Clinton is running a close second in the race for the Democratic nomination but is seen as having little chance to overtake Obama.
Democrats overall are determined not to let McCain, a war hero, gain the upper hand on security issues, an area they believe their 2004 candidate, Sen. John Kerry (D-Mass.), needlessly ceded to Bush.
As for Israel’s security, they have been especially aggressive in fending off perceived Republican attacks. They also have sought to link McCain to Bush, the most unpopular president in modern polling history.
The Democratic strategy was in evidence last week after Bush, speaking to the Knesset, likened “some” advocates of direct negotiations with radicals to America’s Nazi-era appeasers.
Democrats, led by Obama, piled on. Obama took on Bush’s speech in two successive news conferences and was followed by a phalanx of Democrats who repeated a common refrain: The “Bush-McCain” policies, particularly the Iraq war, had undercut U.S. national security interests.
Pelosi picked up on that theme.
“The challenge we face in Iraq is one of President Bush’s own making, just as Hamas’ participation in the election and his lack of emphasis on the diplomacy needed to stop Iran,” she said. “What we’re talking about is an honorable, safe and responsible redeployment out of Iraq. We cannot sustain our own national security or be there to help our friends if our military strength continues to be eroded in Iraq without any positive consequences.”
Cantor said he was confident McCain, with his reputation as a foreign policy hawk and a moderate on social issues, would take a bite out of the Jewish vote.

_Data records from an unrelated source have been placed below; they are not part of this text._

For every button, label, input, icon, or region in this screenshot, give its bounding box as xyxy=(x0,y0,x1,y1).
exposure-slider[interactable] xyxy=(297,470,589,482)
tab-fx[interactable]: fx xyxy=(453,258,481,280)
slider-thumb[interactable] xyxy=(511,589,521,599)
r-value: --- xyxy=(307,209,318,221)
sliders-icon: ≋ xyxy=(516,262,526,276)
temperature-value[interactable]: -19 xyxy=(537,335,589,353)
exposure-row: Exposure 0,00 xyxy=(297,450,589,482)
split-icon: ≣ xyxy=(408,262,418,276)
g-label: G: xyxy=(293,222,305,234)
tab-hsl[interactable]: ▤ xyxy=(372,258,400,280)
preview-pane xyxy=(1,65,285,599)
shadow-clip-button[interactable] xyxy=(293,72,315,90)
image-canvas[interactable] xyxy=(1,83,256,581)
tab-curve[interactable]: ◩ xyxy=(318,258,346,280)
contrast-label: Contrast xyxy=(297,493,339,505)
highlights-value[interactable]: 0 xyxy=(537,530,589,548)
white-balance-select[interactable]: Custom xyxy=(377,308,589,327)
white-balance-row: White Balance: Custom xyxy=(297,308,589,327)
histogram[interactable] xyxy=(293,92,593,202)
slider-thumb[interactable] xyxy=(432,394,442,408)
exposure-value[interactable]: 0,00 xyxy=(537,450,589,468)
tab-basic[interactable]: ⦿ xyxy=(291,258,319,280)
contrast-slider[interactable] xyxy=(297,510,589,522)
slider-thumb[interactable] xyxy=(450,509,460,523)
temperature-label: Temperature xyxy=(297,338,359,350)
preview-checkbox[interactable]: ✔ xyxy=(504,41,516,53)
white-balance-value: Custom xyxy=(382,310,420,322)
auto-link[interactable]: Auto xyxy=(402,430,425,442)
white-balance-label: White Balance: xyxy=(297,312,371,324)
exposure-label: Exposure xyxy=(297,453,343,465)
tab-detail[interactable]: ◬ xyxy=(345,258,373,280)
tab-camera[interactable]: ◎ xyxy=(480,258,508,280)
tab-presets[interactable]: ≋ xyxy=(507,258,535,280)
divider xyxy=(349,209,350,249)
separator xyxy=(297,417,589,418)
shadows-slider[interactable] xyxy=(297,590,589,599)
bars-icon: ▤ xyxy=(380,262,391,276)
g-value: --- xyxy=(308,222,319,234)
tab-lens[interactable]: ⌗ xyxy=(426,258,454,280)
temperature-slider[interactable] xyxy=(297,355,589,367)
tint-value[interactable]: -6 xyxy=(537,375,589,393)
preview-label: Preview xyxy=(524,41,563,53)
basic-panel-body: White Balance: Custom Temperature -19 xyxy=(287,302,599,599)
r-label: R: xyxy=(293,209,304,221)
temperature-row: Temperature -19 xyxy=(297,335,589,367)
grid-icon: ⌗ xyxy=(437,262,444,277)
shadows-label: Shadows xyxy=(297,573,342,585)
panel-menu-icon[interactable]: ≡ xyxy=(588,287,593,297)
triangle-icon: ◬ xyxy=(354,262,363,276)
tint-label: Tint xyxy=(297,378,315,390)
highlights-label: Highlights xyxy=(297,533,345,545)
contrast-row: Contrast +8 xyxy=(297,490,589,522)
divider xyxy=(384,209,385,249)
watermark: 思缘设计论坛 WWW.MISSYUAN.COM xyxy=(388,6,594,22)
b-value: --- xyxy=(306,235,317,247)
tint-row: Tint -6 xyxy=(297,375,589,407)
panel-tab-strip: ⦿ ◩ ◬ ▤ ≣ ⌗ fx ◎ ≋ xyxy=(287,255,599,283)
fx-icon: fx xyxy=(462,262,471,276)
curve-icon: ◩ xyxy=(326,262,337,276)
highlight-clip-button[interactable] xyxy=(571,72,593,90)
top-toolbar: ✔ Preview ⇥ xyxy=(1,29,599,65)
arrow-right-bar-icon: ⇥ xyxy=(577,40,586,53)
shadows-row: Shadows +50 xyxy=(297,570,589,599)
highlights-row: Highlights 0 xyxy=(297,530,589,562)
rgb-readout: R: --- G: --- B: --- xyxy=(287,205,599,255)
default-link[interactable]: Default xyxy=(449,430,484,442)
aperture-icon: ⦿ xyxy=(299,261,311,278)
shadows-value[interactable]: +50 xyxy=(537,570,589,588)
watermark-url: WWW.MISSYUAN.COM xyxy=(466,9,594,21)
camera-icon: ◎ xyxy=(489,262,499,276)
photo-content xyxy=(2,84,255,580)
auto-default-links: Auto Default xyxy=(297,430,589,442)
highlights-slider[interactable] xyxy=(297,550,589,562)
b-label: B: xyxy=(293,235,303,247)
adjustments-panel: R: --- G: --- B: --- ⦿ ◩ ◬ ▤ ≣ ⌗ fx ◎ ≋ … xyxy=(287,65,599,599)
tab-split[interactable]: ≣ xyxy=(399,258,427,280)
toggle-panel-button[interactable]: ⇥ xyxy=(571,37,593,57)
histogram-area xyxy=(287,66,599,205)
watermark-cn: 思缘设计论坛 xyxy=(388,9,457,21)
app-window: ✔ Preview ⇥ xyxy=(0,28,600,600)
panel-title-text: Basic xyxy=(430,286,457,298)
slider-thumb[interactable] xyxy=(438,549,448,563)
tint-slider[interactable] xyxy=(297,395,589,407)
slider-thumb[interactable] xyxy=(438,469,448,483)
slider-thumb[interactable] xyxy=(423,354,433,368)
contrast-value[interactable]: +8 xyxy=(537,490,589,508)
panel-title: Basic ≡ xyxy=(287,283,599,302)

“There is no doubt in my mind that the American Jewish community is going to register an unprecedented number of votes for the Republicans and Mr. McCain,” he said, because Jewish voters will balk at Obama’s pledge of direct talks with Iran. “That does put fear in the minds of national security voters, and many in the Jewish community would consider themselves national security voters.”
Pelosi said bipartisan consensus on Israel’s security and the Jewish tendency to identify with the Democrats’ liberal social policies would keep the community voting Democratic.
“The Jewish community votes in large numbers for the Democrats because of our position on Israel and because of our commonality of interests we have on the domestic front, relating to our economy and relating to the education and health of the American people,” she said.
Pelosi, who represents a district in San Francisco, spoke with warmth of her grandchildren who are being raised with Jewish traditions — a son-in-law is Jewish — recalling Purim and Passover festivities with the family.
“This beautiful diversity, they celebrate all the cultural holidays of their mother and their father,” she said. “They take pride in their heritage, as do I.”
Such personal ties run deep. Her father, Thomas D’Alessandro, raised money for Jewish refugees from Nazi Europe, she discovered recently, adding another Jewish wrinkle to the biography of a man who was known for his close ties to American Zionists.
This latest trip to Israel, she said, was the most remarkable of her many visits there. Lending poignancy to her appreciation of the state’s strides in 60 years were memorials for the late Tom Lantos, a fellow Bay Area Democratic member of the House and the sole Holocaust survivor elected to Congress, who died in January.
Pelosi also cited her many appearances with Dalia Itzik — both are the first women to serve as parliamentary speakers in their respective countries.
Most moving, however, was the latest of her meetings with the families of Israelis held captive by Hezbollah and Hamas. She held up their dog tags at the news conference and repeated her pledge to make their release a priority.
“It just personalizes and strikes right to the heart of the matter of violence,” she said. “We think of it in the terms of countries, but the fact is the consequences are very personal.”